The pressures to cut health care costs are enormous, but these cuts can also be a double-edged sword.  Certainly, no one would argue against cutting fraud and overuse.  But at a time when job creation is so important, the health sector is and will be a key player.  These jobs are not just for a broad variety of health care providers, but also for a large range of administrative and management positions.  A recent article points this out by focusing on individuals who cross over from other economic sectors to work in health care.  As health care exceeds one-sixth of the economy and one out of every ten jobs, it becomes increasingly difficult to disentangle needed job growth from excessive health care spending in terms of driving the economy.  This is especially true if there is some kind of health reform that increases access to a substantial number of persons who are currently either uninsured or underinsured.  As we have pointed out in our report, Out of  Order, Out of Time: The State of the Nation’s Health Workforce, we need to gain a more in-depth understanding of the kinds and numbers of health providers that are needed to take care of patients now and in the future.   Perhaps by engaging in this discussion we can address the complex issues around “right-sizing” health care.

July 21, 2009

Who will be taking care of us?

In the growing debate over health care reform, there has been relatively little mentioned about one of the most important aspects of any health system (reformed or not):  the nation’s health workforce of doctors, nurses, dentists, pharmacists, allied health professionals, public health workers, psychologists, veterinarians, and so forth.  It seems that it is taken for granted that whatever does (or does not) happen in health care, there will be an adequate health workforce backbone to take care of us.  But this is, in fact, not clearly the case.  There have been reports and calls alerting us to impending or actual shortages of health professionals.  These shortages are not necessarily profession-specific; they may also involve specialties within a given health profession, such as primary care. Another perspective posits that the principle workforce problem is a maldistribution of the kinds and locations of providers as well as variations in their practice styles.  An additional concern is that the kinds of types of providers that will be needed in the new era of genomic and personalized medicine are probably going to be somewhat different from what we have now.

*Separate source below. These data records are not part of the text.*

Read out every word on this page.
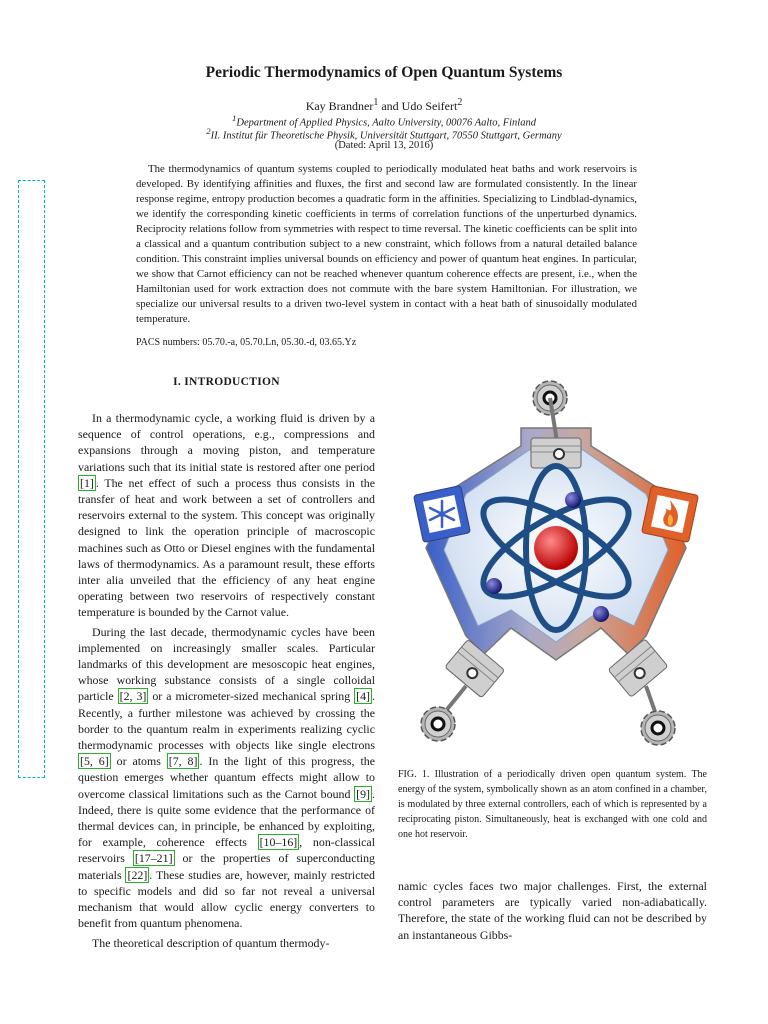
Periodic Thermodynamics of Open Quantum Systems
Kay Brandner$^1$ and Udo Seifert$^2$
$^1$Department of Applied Physics, Aalto University, 00076 Aalto, Finland
$^2$II. Institut für Theoretische Physik, Universität Stuttgart, 70550 Stuttgart, Germany
(Dated: April 13, 2016)

The thermodynamics of quantum systems coupled to periodically modulated heat baths and work reservoirs is developed. By identifying affinities and fluxes, the first and second law are formulated consistently. In the linear response regime, entropy production becomes a quadratic form in the affinities. Specializing to Lindblad-dynamics, we identify the corresponding kinetic coefficients in terms of correlation functions of the unperturbed dynamics. Reciprocity relations follow from symmetries with respect to time reversal. The kinetic coefficients can be split into a classical and a quantum contribution subject to a new constraint, which follows from a natural detailed balance condition. This constraint implies universal bounds on efficiency and power of quantum heat engines. In particular, we show that Carnot efficiency can not be reached whenever quantum coherence effects are present, i.e., when the Hamiltonian used for work extraction does not commute with the bare system Hamiltonian. For illustration, we specialize our universal results to a driven two-level system in contact with a heat bath of sinusoidally modulated temperature.

PACS numbers: 05.70.-a, 05.70.Ln, 05.30.-d, 03.65.Yz
I. INTRODUCTION

In a thermodynamic cycle, a working fluid is driven by a sequence of control operations, e.g., compressions and expansions through a moving piston, and temperature variations such that its initial state is restored after one period [1] . The net effect of such a process thus consists in the transfer of heat and work between a set of controllers and reservoirs external to the system. This concept was originally designed to link the operation principle of macroscopic machines such as Otto or Diesel engines with the fundamental laws of thermodynamics. As a paramount result, these efforts inter alia unveiled that the efficiency of any heat engine operating between two reservoirs of respectively constant temperature is bounded by the Carnot value.

During the last decade, thermodynamic cycles have been implemented on increasingly smaller scales. Particular landmarks of this development are mesoscopic heat engines, whose working substance consists of a single colloidal particle [2, 3] or a micrometer-sized mechanical spring [4] . Recently, a further milestone was achieved by crossing the border to the quantum realm in experiments realizing cyclic thermodynamic processes with objects like single electrons [5, 6] or atoms [7, 8] . In the light of this progress, the question emerges whether quantum effects might allow to overcome classical limitations such as the Carnot bound [9] . Indeed, there is quite some evidence that the performance of thermal devices can, in principle, be enhanced by exploiting, for example, coherence effects [10–16] , non-classical reservoirs [17–21] or the properties of superconducting materials [22] . These studies are, however, mainly restricted to specific models and did so far not reveal a universal mechanism that would allow cyclic energy converters to benefit from quantum phenomena.

The theoretical description of quantum thermody-

FIG. 1. Illustration of a periodically driven open quantum system. The energy of the system, symbolically shown as an atom confined in a chamber, is modulated by three external controllers, each of which is represented by a reciprocating piston. Simultaneously, heat is exchanged with one cold and one hot reservoir.

namic cycles faces two major challenges. First, the external control parameters are typically varied non-adiabatically. Therefore, the state of the working fluid can not be described by an instantaneous Gibbs-
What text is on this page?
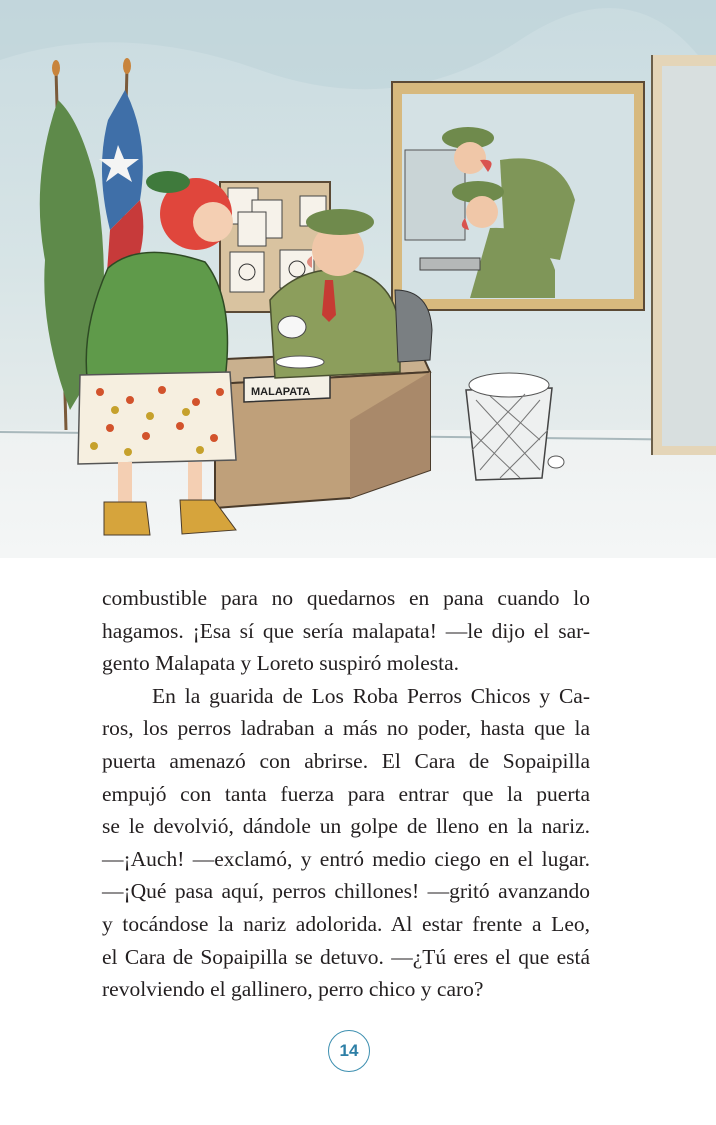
MALAPATA

combustible para no quedarnos en pana cuando lo

hagamos. ¡Esa sí que sería malapata! —le dijo el sar-

gento Malapata y Loreto suspiró molesta.

En la guarida de Los Roba Perros Chicos y Ca-

ros, los perros ladraban a más no poder, hasta que la

puerta amenazó con abrirse. El Cara de Sopaipilla

empujó con tanta fuerza para entrar que la puerta

se le devolvió, dándole un golpe de lleno en la nariz.

—¡Auch! —exclamó, y entró medio ciego en el lugar.

—¡Qué pasa aquí, perros chillones! —gritó avanzando

y tocándose la nariz adolorida. Al estar frente a Leo,

el Cara de Sopaipilla se detuvo. —¿Tú eres el que está

revolviendo el gallinero, perro chico y caro?

14
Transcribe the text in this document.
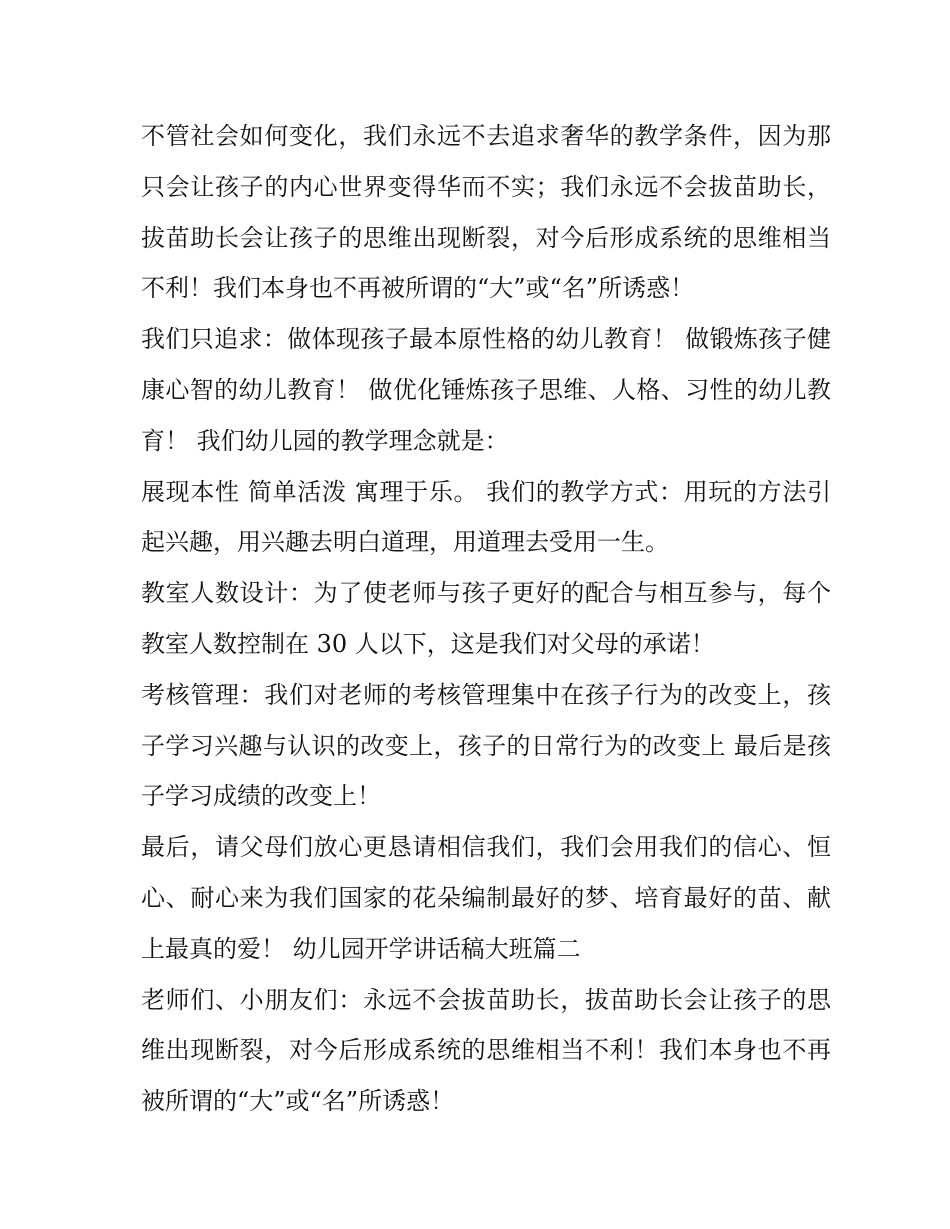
不管社会如何变化，我们永远不去追求奢华的教学条件，因为那只会让孩子的内心世界变得华而不实；我们永远不会拔苗助长，拔苗助长会让孩子的思维出现断裂，对今后形成系统的思维相当不利！我们本身也不再被所谓的“大”或“名”所诱惑！

我们只追求：做体现孩子最本原性格的幼儿教育！ 做锻炼孩子健康心智的幼儿教育！ 做优化锤炼孩子思维、人格、习性的幼儿教育！ 我们幼儿园的教学理念就是：

展现本性 简单活泼 寓理于乐。 我们的教学方式：用玩的方法引起兴趣，用兴趣去明白道理，用道理去受用一生。

教室人数设计：为了使老师与孩子更好的配合与相互参与，每个教室人数控制在 30 人以下，这是我们对父母的承诺！

考核管理：我们对老师的考核管理集中在孩子行为的改变上，孩子学习兴趣与认识的改变上，孩子的日常行为的改变上 最后是孩子学习成绩的改变上！

最后，请父母们放心更恳请相信我们，我们会用我们的信心、恒心、耐心来为我们国家的花朵编制最好的梦、培育最好的苗、献上最真的爱！ 幼儿园开学讲话稿大班篇二

老师们、小朋友们：永远不会拔苗助长，拔苗助长会让孩子的思维出现断裂，对今后形成系统的思维相当不利！我们本身也不再被所谓的“大”或“名”所诱惑！
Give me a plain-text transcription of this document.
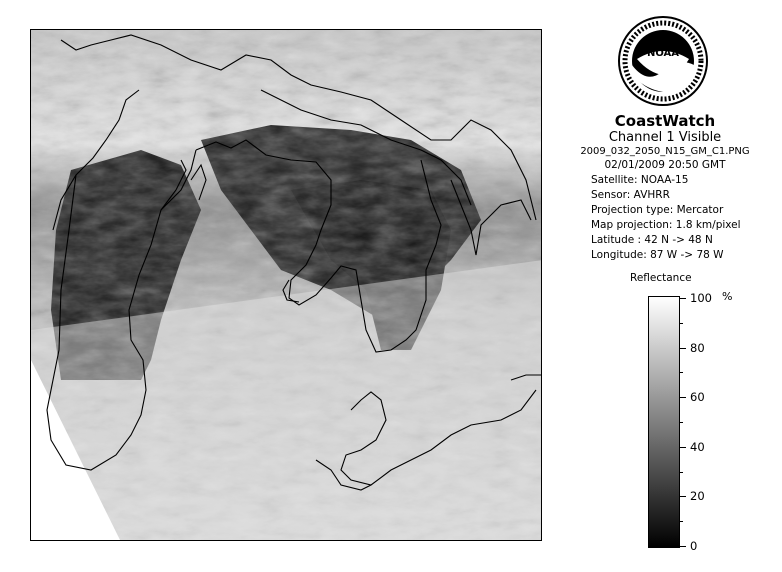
NOAA
CoastWatch
Channel 1 Visible
2009_032_2050_N15_GM_C1.PNG
02/01/2009 20:50 GMT
Satellite: NOAA-15
Sensor: AVHRR
Projection type: Mercator
Map projection: 1.8 km/pixel
Latitude : 42 N -> 48 N
Longitude: 87 W -> 78 W
Reflectance
%
100
80
60
40
20
0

Yet there is no overarching approach or policy concerning the nation’s health workforce.  We instead rely on a myriad of market forces, agencies, regulatory and accreditation bodies in a patchwork quilt arrangement.  As a result, it is exceedingly difficult to answer the question:  what would be the ideal composition of the U.S. health workforce to best meet our health care needs?   For now, it’s like trying to compute an equation without a denominator.  It’s time for the health workforce discussion to be front and center regardless of the extent of health care reform.